Some Georgians said the opposition deserved some share of the blame, as well.
“People had a legitimate protest, but the opposition, the UNM, exploited it to improve their chances of returning to power, as it is all that they want,” Sanata Dzadzamia, an actress who was displaced from her home Abkhazia during the war in the 1990s, told Eurasianet. “They deliberately stoked tensions and tried to lead people to storm the parliament […] The government then went completely overboard, injuring and maiming people. It was sickening to watch the violence and it was also sickening to watch people who themselves used violence against people not too long ago pretend that they care about it now.”
GD’s political rhetoric has always emphasized the events of November 7, 2007, when the UNM-led government violently broke up a demonstration in Tbilisi. Now some say that the Georgian Dream committed its own November 7 and will pay a high price for it. "The moment you [the government] started claiming that November 7 was worse, you have lost, it means you have hit rock bottom,” wrote Tinatin Khidasheli, a former defense minister and GD ally who has emerged as a government critic, on her Facebook page.
Others, though, suggested that GD and its leader Bidzina Ivanishvili may be able to wriggle their way out of this crisis. “In contrast to the UNM, Georgian Dream is amorphous as a governing force,” Jaba Devdariani, a political commentator, told Eurasianet. He said that the ruling party’s is based on a peculiar structure, wherein dispensable placeholders formally occupy top government positions, but there is no ideological backbone and only a loose administrative structure. Real power rests with Ivanishvili and his allies, attached to him through personal and financial loyalty.
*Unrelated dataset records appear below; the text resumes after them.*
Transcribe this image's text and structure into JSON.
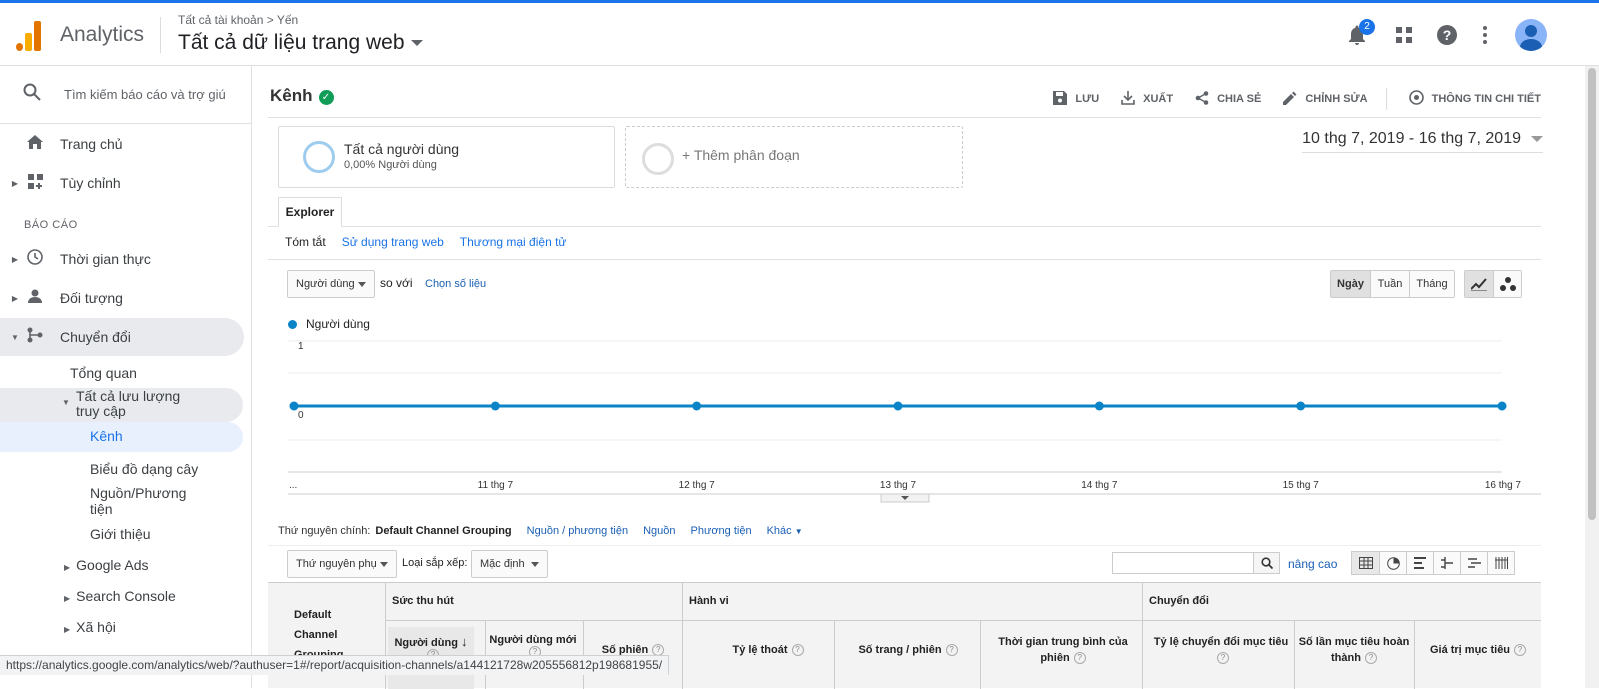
{
  "header": {
    "app_name": "Analytics",
    "breadcrumb": "Tất cả tài khoản > Yến",
    "view_name": "Tất cả dữ liệu trang web",
    "notification_count": "2"
  },
  "sidebar": {
    "search_placeholder": "Tìm kiếm báo cáo và trợ giú",
    "home": "Trang chủ",
    "customize": "Tùy chỉnh",
    "reports_label": "BÁO CÁO",
    "realtime": "Thời gian thực",
    "audience": "Đối tượng",
    "acquisition": "Chuyển đổi",
    "overview": "Tổng quan",
    "all_traffic": "Tất cả lưu lượng truy cập",
    "channels": "Kênh",
    "treemap": "Biểu đồ dạng cây",
    "source_medium": "Nguồn/Phương tiện",
    "referrals": "Giới thiệu",
    "google_ads": "Google Ads",
    "search_console": "Search Console",
    "social": "Xã hội"
  },
  "page": {
    "title": "Kênh",
    "actions": {
      "save": "LƯU",
      "export": "XUẤT",
      "share": "CHIA SẺ",
      "edit": "CHỈNH SỬA",
      "insights": "THÔNG TIN CHI TIẾT"
    },
    "segment_name": "Tất cả người dùng",
    "segment_pct": "0,00% Người dùng",
    "add_segment": "+ Thêm phân đoạn",
    "date_range": "10 thg 7, 2019 - 16 thg 7, 2019",
    "explorer_tab": "Explorer",
    "subtabs": [
      "Tóm tắt",
      "Sử dụng trang web",
      "Thương mại điện tử"
    ],
    "metric_select": "Người dùng",
    "vs_label": "so với",
    "choose_metric": "Chọn số liệu",
    "granularity": [
      "Ngày",
      "Tuần",
      "Tháng"
    ]
  },
  "chart_data": {
    "type": "line",
    "series": [
      {
        "name": "Người dùng",
        "values": [
          0,
          0,
          0,
          0,
          0,
          0,
          0
        ]
      }
    ],
    "categories": [
      "...",
      "11 thg 7",
      "12 thg 7",
      "13 thg 7",
      "14 thg 7",
      "15 thg 7",
      "16 thg 7"
    ],
    "ylim": [
      0,
      1
    ],
    "yticks": [
      "1",
      "0"
    ],
    "color": "#0a84c6",
    "grid": true
  },
  "dimensions": {
    "label": "Thứ nguyên chính:",
    "current": "Default Channel Grouping",
    "others": [
      "Nguồn / phương tiện",
      "Nguồn",
      "Phương tiện",
      "Khác"
    ]
  },
  "table_controls": {
    "secondary_dim": "Thứ nguyên phụ",
    "sort_label": "Loại sắp xếp:",
    "sort_value": "Mặc định",
    "advanced": "nâng cao"
  },
  "table": {
    "first_col": "Default Channel Grouping",
    "groups": [
      "Sức thu hút",
      "Hành vi",
      "Chuyển đổi"
    ],
    "columns": [
      "Người dùng",
      "Người dùng mới",
      "Số phiên",
      "Tỷ lệ thoát",
      "Số trang / phiên",
      "Thời gian trung bình của phiên",
      "Tỷ lệ chuyển đổi mục tiêu",
      "Số lần mục tiêu hoàn thành",
      "Giá trị mục tiêu"
    ]
  },
  "status_url": "https://analytics.google.com/analytics/web/?authuser=1#/report/acquisition-channels/a144121728w205556812p198681955/"
}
“Georgian Dream will collapse only when accepting Ivanishvili’s money will become unacceptable, or when Ivanishvili decides that it [GD] has outlived its utility,” Devdariani said. “But that won’t necessarily mean the end of Ivanishvili’s influence.”
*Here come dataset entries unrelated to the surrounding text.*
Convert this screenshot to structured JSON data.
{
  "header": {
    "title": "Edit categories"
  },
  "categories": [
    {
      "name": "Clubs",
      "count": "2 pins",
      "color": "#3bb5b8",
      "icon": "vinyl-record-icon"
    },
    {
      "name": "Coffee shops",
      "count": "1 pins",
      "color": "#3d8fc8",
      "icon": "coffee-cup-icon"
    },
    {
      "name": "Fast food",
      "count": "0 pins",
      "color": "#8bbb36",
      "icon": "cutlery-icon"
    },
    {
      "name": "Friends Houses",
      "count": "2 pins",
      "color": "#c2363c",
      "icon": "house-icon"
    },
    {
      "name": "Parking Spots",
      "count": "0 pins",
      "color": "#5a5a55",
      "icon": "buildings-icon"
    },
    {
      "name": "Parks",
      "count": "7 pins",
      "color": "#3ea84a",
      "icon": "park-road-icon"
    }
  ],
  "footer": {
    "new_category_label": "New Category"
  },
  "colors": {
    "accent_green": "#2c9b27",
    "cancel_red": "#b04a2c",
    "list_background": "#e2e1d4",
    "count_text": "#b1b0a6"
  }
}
One of those commonly seen as a dispensable GD placeholder, Speaker of Parliament Irakli Kobakhidze, resigned on June 21. Zakaria Kutsnashvili, who organized the fateful meeting in parliament, also resigned.
Opposition parties, including the European Georgia and UNM, announced they would continue demonstrations on the evening of June 21.
Giorgi Lomsadze is a journalist based in Tbilisi, and author of Tamada Tales.